Danny si unì all’abbraccio con lo stesso entusiasmo: “Sei stata fortissima, Kate! L’ho sempre detto che ci saresti riuscita!”
Tenendosi tutti e tre abbracciati come cari e vecchi compagni, si diressero alla sala mensa per festeggiare, seguiti dagli altri piloti e i loro schiamazzi. Di quel gruppo facevano parte i più cari amici di Rafe e Danny, non che ottimi piloti che seguivano le loro orme. Red, il rosso balbuziente ma dal carattere mite, Anthony, il classico tipo fico che sa di esserlo, e Billy, il biondo dolce e furbo come una volpe.
*
Più che una struttura militare si sarebbe potuta definire una taverna sentendo il gran baccano che proveniva dalla mensa. Grida, schiamazzi, sedie spostate, tintinnio di bicchieri e bottiglie, chi era mezzo ubriaco e chi lo era del tutto, ma la protagonista quella sera era solo lei: Katherine.

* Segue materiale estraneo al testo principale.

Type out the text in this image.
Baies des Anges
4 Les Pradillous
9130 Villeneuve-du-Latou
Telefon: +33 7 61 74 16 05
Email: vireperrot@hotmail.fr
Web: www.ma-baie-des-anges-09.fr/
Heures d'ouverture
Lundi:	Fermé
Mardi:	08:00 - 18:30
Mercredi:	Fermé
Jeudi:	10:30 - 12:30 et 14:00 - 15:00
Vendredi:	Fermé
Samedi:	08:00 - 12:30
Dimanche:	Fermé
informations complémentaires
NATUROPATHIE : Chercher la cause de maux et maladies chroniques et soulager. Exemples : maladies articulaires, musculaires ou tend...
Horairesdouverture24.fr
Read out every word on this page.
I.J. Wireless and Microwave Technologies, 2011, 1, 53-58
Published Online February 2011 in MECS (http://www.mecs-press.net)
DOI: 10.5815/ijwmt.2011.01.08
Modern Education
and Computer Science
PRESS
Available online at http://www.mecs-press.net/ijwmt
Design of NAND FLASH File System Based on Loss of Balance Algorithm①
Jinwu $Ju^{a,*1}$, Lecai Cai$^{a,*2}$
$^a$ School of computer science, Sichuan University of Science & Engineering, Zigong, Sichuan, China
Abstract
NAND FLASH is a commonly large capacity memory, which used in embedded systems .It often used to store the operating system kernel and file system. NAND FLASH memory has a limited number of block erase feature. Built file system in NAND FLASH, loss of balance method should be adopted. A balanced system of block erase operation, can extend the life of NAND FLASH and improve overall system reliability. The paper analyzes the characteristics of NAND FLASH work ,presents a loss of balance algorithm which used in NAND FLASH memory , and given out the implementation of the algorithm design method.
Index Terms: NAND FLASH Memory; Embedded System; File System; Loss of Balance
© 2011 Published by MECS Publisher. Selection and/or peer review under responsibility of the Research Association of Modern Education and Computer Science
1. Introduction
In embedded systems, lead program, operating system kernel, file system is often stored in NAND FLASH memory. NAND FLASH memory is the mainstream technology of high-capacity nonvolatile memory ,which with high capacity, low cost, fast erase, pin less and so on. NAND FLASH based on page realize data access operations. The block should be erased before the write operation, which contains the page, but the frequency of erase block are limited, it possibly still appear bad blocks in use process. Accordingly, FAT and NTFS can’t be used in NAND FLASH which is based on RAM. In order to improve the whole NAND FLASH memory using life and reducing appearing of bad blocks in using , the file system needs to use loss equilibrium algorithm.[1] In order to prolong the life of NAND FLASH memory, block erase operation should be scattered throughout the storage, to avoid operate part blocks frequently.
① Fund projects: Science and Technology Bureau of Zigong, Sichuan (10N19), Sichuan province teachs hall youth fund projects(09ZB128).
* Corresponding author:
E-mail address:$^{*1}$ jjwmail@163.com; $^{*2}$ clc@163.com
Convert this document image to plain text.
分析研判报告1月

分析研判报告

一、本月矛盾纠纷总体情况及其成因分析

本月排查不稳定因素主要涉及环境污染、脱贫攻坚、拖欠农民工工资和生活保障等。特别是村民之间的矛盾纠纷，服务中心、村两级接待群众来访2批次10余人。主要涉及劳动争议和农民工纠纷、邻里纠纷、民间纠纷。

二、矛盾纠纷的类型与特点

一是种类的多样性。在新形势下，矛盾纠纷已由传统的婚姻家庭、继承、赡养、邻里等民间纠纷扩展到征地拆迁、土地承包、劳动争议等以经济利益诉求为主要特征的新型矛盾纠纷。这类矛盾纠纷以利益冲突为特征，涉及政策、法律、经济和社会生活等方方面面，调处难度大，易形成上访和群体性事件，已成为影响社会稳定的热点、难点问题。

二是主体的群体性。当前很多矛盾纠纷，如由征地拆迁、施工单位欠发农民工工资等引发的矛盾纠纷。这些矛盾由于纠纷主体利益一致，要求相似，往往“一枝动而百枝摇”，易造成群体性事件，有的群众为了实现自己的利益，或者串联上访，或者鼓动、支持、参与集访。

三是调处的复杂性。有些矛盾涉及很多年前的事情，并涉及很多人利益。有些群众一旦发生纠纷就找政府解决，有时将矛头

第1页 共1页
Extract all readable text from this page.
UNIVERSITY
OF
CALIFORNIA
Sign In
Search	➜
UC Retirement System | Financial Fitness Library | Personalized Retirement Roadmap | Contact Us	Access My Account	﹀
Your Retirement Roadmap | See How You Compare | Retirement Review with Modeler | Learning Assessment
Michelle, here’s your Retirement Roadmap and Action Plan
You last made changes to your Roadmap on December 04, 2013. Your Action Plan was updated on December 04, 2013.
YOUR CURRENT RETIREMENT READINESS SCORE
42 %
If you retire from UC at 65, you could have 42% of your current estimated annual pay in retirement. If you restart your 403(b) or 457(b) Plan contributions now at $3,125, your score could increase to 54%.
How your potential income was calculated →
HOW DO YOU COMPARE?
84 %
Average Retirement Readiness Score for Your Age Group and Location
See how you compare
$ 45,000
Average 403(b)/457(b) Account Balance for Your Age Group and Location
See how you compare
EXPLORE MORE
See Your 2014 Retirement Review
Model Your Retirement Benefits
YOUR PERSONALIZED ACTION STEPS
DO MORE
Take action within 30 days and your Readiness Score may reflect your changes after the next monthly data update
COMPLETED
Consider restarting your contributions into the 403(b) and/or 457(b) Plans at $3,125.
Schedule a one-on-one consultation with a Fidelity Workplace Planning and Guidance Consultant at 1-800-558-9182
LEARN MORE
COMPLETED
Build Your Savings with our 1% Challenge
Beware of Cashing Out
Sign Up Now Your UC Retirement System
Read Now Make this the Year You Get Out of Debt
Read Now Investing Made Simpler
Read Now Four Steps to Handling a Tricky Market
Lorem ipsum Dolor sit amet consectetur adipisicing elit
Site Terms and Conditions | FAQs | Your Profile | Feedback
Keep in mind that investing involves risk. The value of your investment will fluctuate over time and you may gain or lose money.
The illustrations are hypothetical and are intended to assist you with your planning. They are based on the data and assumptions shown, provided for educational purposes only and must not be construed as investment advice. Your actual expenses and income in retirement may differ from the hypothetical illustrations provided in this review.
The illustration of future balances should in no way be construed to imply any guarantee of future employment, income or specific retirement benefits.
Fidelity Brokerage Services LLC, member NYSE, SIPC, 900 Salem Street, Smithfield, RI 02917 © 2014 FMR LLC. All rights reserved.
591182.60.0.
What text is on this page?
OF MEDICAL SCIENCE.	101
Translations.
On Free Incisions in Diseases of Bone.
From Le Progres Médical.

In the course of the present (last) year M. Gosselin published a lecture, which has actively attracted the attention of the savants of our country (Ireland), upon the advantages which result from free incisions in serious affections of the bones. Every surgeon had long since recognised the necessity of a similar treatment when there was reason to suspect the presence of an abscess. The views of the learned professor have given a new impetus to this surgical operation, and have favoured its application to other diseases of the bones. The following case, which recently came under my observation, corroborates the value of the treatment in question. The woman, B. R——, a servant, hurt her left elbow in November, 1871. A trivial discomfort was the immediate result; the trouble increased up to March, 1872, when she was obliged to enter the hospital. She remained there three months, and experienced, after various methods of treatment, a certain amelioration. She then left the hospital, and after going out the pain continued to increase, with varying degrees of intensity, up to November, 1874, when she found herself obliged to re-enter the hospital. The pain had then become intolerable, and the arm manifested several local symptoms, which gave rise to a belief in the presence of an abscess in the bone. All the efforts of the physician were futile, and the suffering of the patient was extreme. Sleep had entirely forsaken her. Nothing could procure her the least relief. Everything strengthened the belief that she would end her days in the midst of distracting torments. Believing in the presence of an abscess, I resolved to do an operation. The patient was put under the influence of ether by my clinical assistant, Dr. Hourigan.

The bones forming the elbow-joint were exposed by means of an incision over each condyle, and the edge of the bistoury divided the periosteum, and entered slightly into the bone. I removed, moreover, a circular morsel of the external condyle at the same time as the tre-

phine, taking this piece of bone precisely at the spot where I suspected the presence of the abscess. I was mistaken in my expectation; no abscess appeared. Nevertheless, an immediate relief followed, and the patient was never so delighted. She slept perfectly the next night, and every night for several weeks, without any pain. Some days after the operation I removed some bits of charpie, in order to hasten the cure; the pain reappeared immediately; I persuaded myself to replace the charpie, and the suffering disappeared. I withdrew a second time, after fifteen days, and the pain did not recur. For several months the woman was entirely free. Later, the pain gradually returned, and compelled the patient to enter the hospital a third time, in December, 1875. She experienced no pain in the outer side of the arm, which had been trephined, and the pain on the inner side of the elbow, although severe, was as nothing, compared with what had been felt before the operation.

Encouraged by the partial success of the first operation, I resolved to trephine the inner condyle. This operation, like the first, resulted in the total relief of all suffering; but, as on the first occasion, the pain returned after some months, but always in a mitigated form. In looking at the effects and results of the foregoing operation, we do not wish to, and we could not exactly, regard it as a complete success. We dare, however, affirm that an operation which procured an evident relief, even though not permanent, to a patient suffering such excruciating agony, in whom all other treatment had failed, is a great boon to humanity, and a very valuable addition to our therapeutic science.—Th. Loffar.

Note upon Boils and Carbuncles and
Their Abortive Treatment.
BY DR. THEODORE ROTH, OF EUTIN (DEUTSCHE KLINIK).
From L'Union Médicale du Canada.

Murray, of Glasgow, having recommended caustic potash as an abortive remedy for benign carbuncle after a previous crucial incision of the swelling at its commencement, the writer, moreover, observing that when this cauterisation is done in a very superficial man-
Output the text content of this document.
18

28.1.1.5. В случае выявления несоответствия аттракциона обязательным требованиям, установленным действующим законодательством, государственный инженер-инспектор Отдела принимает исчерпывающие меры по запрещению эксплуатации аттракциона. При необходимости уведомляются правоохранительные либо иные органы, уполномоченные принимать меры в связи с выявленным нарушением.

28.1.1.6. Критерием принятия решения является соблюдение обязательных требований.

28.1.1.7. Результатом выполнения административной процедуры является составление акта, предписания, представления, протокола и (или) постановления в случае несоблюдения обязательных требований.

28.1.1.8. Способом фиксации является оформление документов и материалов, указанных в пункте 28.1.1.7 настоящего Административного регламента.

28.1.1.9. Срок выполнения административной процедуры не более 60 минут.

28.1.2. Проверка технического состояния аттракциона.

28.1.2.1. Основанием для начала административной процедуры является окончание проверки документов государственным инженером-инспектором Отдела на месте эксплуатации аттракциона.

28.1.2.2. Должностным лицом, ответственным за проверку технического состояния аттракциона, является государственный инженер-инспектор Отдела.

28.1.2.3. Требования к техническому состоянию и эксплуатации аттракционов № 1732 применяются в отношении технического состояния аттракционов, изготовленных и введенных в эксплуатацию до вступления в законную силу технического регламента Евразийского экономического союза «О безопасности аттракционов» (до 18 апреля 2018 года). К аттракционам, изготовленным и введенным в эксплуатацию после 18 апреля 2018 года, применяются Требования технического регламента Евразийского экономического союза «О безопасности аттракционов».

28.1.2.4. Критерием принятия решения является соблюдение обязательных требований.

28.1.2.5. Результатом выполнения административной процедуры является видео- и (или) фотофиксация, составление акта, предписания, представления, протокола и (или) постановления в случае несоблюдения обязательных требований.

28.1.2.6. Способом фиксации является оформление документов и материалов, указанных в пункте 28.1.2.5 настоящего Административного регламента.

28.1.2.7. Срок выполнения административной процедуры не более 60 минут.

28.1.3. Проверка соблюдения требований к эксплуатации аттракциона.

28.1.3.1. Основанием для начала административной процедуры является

Per tutta la sera aveva partecipato ai festeggiamenti con grande entusiasmo, si era divisa equamente tra le braccia del fratello e quelle di Danny ed era stata attenta a non esagerare con l’alcol.
Ad un tratto, Rafe si alzò dalla sedia, ubriaco fradicio: “Ragazzi, i festeggiamenti sono finiti. Lasciate in pace la mia sorellina.”
Anthony si rivolse a Danny con un sorriso da beota: “Ma che gli prende?”
Rafe prese in braccio Katherine con poca galanteria: “E’ tardi, è ora di fare la nanna. Non ti lascio in compagnia di questi cretini tutta la notte.”
Danny fece spallucce e rispose ad Anthony: “Quando è ubriaco si comporta così. Niente di cui preoccuparsi.” Però preferì alzarsi e seguire Rafe per accertarsi che non combinasse guai.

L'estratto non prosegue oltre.